The script shows the menu and the PS3 prompt when the script is performed. The user is invited to pick the procedure and input two digits. Depending on the user’s input, the script will output the outcome.

The user will be requested to complete a new action after each selection until the break instruction is invoked.

1) add
2) subtract
3) multiply
4) divide
5) quit
Select the operation: 1
Enter the first number: 4
Enter the second number: 5
4 + 5 = 9
Select the operation: 2
Enter the first number: 4
Enter the second number: 5
4 - 5 = -1
Select the operation: 9
Invalid option 9
Select the operation: 5

One limitation of this script is that it can operate only with integers.

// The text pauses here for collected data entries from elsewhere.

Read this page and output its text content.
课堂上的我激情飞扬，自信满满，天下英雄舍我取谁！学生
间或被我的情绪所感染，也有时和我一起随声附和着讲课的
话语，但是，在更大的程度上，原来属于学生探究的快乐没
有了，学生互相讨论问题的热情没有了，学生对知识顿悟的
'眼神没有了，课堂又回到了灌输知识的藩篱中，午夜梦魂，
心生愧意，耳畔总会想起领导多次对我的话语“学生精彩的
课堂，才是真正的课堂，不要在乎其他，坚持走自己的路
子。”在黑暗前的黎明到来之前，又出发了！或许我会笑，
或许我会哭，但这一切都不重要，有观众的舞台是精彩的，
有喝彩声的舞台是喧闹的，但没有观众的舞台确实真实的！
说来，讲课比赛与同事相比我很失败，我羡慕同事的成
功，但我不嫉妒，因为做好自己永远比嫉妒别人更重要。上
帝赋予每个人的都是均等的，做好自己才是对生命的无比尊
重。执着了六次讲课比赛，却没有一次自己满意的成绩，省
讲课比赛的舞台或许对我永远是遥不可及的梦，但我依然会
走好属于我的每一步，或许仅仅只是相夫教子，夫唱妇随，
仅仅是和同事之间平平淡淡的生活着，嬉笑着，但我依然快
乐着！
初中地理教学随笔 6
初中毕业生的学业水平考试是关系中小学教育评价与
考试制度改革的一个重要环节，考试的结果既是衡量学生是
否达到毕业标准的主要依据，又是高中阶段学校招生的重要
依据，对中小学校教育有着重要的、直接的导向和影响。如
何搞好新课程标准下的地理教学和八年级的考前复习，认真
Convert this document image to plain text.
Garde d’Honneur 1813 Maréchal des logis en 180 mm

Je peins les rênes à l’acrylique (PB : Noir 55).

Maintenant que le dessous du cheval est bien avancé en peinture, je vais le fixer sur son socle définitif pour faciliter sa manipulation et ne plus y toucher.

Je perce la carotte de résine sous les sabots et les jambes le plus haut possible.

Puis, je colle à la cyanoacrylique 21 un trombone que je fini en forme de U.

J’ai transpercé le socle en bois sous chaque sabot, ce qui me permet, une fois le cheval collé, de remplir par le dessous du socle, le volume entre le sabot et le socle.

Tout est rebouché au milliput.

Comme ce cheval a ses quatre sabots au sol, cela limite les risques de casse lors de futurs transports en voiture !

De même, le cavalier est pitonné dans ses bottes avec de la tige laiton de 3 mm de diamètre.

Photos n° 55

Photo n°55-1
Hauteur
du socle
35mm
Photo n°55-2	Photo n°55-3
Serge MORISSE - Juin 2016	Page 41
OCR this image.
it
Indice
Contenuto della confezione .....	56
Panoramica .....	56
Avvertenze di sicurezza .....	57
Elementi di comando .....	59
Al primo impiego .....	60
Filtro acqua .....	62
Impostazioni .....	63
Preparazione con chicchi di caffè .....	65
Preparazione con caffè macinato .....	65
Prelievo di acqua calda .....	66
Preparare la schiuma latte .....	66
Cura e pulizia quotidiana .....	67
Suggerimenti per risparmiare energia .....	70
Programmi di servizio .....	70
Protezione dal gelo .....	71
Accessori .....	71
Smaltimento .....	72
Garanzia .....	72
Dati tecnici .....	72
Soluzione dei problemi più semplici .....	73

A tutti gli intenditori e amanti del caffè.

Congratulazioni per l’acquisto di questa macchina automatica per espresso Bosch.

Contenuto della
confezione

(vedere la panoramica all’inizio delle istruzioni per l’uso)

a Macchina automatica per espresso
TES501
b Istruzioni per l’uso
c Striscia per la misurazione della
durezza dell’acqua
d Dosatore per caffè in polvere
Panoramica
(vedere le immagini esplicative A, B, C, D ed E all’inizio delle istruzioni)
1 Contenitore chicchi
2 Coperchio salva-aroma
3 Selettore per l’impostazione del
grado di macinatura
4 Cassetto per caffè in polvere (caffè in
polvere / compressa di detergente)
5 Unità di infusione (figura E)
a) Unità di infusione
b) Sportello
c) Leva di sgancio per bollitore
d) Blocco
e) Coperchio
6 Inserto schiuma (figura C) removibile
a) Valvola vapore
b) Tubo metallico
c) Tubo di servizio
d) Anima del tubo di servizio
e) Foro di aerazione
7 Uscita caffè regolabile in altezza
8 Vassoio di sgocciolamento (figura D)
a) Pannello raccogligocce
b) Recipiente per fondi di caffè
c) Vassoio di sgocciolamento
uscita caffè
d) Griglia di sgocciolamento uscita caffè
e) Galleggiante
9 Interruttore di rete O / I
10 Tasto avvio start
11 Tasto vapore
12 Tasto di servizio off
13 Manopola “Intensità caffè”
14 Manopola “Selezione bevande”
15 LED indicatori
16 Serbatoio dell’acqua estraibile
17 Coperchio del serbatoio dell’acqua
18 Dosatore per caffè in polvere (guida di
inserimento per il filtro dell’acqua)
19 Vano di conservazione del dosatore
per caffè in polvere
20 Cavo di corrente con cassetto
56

Here is a bit more sophisticated version. We utilize the bc tool that allows floating numbers to conduct mathematical computations. Also, the repetitious code is bundled within a function.

calculate () {
  read -p "Enter the first number: " n1
  read -p "Enter the second number: " n2
  echo "$n1 $1 $n2 = " $(bc -l <<< "$n1$1$n2")
}

PS3="Select the operation: "

select opt in add subtract multiply divide quit; do

  case $opt in
    add)
      calculate "+";;
    subtract)
      calculate "-";;
    multiply)
      calculate "*";;
    divide)
      calculate "/";;
    quit)
      break;;
    *) 
      echo "Invalid option $REPLY";;
  esac
done

Output:

1) add
2) subtract
3) multiply
4) divide
5) quit
Select the operation: 4
Enter the first number: 8
Enter the second number: 9
8 / 9 =  .88888888888888888888
Select the operation: 5   

Conclusion

The chosen construct enables you to design menus. It is convenient for building shell programs that need user input.